Cholinergic regulation of fuel-induced hormone secretion and respiration of SUR1^–/– mouse islets

¹Department of Biochemistry and Biophysics, ²Institute for Diabetes, Obesity and Metabolism, and ³Department of Genetics, University of Pennsylvania School of Medicine, Philadelphia, Pennsylvania; ⁴Department of Molecular Physiology and Biophysics, Vanderbilt University School of Medicine, Nashville, Tennessee; and ⁵Pharmacological Research 1, Novo Nordisk, Bagsvaerd, Denmark

Submitted 23 November 2005 ; accepted in final form 13 April 2006

Neural and endocrine factors (i.e., Ach and GLP-1) restore defective glucose-stimulated insulin release in pancreatic islets lacking sulfonylurea type 1 receptors (SUR1^–/–) (Doliba NM, Qin W, Vatamaniuk MZ, Li C, Zelent D, Najafi H, Buettger CW, Collins HW, Carr RD, Magnuson MA, and Matschinsky FM. Am J Physiol Endocrinol Metab 286: E834–E843, 2004). The goal of the present study was to assess fuel-induced respiration in SUR1^–/– islets and to correlate it with changes in intracellular Ca²⁺, insulin, and glucagon secretion. By use of a method based on O₂ quenching of phosphorescence, the O₂ consumption rate (OCR) of isolated islets was measured online in a perifusion system. Basal insulin release (IR) was 7–10 times higher in SUR1^–/– compared with control (CON) islets, but the OCR was comparable. The effect of high glucose (16.7 mM) on IR and OCR was markedly reduced in SUR1^–/– islets compared with CON. Ach (0.5 µM) in the presence of 16.7 mM glucose caused a large burst of IR in CON and SUR1^–/– islets with minor changes in OCR in both groups of islets.
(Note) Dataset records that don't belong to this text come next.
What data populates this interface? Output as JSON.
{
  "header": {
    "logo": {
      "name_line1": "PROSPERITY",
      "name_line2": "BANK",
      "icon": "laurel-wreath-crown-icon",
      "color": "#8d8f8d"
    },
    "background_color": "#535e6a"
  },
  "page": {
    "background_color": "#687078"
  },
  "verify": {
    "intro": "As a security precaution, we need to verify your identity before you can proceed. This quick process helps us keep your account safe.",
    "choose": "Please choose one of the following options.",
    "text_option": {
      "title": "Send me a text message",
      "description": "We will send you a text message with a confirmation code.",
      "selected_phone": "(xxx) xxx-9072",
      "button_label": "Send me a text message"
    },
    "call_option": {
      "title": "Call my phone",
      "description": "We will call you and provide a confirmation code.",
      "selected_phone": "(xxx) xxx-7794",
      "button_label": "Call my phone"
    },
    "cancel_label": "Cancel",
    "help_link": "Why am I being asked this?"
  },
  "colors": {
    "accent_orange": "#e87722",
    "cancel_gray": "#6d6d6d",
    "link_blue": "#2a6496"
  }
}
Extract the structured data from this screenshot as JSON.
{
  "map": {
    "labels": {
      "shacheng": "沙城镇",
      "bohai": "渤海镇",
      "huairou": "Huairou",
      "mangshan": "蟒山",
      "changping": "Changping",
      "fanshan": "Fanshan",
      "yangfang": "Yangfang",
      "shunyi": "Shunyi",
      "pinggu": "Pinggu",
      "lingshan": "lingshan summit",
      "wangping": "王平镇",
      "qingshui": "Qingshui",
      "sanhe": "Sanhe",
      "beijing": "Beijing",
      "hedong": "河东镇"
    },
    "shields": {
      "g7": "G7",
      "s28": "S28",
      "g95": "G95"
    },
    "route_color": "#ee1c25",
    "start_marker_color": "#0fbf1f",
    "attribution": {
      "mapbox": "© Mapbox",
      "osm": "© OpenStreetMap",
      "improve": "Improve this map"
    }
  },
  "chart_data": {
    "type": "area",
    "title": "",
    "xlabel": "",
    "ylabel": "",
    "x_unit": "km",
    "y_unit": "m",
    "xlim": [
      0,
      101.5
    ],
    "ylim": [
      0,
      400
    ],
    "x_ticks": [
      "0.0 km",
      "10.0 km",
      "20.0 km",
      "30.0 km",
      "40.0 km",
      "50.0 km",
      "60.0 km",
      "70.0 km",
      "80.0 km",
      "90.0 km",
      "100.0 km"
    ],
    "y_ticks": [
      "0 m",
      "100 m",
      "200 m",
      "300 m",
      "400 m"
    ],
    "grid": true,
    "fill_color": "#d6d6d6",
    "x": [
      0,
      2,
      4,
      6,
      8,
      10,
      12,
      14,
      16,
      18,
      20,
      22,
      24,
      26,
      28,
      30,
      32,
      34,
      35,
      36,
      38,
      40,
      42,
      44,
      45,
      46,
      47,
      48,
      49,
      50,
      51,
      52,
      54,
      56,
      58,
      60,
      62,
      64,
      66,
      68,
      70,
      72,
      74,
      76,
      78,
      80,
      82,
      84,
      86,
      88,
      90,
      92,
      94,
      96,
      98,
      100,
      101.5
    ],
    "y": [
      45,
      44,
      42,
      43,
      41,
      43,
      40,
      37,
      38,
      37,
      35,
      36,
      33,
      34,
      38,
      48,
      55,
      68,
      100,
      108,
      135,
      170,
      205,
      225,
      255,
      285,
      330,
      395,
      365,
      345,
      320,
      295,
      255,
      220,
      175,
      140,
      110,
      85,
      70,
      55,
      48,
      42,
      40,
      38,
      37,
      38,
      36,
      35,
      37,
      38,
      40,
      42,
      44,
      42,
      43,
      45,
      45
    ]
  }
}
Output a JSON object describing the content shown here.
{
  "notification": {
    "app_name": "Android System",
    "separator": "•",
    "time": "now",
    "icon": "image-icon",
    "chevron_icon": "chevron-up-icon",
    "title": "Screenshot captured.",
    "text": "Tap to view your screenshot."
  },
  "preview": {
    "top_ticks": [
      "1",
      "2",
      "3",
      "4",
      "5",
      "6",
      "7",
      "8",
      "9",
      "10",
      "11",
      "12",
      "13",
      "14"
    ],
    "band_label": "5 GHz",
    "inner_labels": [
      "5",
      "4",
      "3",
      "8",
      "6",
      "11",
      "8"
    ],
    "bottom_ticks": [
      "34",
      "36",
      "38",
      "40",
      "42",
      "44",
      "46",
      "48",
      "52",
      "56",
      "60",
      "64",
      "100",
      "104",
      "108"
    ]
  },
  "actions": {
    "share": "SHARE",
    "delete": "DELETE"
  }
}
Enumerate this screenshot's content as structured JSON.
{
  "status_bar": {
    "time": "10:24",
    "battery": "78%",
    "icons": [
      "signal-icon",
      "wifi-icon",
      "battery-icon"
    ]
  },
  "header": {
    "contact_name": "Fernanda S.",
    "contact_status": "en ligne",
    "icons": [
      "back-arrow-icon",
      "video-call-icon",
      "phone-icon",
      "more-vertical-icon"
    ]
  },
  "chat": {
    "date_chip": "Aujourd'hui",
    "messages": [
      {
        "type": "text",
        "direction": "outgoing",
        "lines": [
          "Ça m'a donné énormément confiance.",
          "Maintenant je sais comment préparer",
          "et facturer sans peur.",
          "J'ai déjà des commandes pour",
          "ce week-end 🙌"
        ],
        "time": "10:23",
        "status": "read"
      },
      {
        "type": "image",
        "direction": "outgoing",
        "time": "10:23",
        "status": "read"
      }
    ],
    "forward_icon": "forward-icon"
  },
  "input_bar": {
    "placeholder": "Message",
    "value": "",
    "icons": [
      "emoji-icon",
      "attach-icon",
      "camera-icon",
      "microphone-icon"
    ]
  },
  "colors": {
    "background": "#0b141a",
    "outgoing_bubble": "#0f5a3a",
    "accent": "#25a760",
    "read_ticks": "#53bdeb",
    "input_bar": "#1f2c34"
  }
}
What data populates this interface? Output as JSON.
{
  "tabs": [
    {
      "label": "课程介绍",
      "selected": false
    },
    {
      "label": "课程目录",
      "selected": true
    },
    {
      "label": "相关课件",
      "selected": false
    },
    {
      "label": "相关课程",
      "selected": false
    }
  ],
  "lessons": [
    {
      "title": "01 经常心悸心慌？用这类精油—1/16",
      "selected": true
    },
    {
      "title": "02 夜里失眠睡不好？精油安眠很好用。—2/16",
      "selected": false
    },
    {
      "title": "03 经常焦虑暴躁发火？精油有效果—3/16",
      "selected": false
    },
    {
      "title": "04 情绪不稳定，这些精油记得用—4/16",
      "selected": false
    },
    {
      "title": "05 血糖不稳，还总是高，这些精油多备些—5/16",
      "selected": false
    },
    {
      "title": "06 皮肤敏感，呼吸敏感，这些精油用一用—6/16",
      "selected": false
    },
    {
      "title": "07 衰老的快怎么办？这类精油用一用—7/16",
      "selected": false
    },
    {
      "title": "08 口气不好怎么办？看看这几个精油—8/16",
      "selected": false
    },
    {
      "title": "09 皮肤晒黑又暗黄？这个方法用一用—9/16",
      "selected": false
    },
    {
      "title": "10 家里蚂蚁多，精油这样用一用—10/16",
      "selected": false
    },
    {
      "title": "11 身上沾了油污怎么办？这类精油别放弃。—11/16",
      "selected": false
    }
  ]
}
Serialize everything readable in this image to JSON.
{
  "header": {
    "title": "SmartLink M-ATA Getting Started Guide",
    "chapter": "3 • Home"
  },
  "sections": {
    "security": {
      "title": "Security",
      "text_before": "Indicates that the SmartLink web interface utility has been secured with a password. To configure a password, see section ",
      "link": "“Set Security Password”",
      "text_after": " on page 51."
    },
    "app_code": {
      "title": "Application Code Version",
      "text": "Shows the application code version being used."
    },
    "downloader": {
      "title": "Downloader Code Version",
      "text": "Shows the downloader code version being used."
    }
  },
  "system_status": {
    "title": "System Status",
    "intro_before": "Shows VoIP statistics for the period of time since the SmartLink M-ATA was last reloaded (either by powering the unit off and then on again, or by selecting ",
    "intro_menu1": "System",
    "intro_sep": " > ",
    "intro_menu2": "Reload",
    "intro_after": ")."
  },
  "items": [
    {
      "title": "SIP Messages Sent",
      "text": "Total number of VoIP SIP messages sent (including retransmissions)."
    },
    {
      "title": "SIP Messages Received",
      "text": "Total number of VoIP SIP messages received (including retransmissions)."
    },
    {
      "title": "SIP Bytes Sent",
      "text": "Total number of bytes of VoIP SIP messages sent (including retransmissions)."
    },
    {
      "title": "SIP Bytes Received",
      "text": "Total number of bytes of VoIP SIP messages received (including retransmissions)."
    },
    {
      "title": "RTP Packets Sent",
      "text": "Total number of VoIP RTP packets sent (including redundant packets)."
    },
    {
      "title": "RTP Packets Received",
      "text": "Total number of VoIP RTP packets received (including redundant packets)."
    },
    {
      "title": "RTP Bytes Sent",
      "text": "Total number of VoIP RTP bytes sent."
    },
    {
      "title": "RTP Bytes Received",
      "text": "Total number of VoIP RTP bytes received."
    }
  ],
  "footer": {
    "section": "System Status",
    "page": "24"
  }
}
In SUR1^–/– islets, high glucose failed to inhibit glucagon secretion during stimulation with amino acids or Ach. We conclude that 1) reduced glucose responsiveness of SUR1^–/– islets may be in part due to impaired energetics, as evidenced by significant decrease in glucose-stimulated OCR; 2) elevated intracellular Ca²⁺ levels may contribute to altered insulin and glucagon secretion in SUR1^–/– islets; and 3) The amplitudes of the changes in OCR during glucose and Ach stimulation do not correlate with IR in normal and SUR1^–/– islets suggesting that the energy requirements for exocytosis are minor compared with other ATP-consuming reactions.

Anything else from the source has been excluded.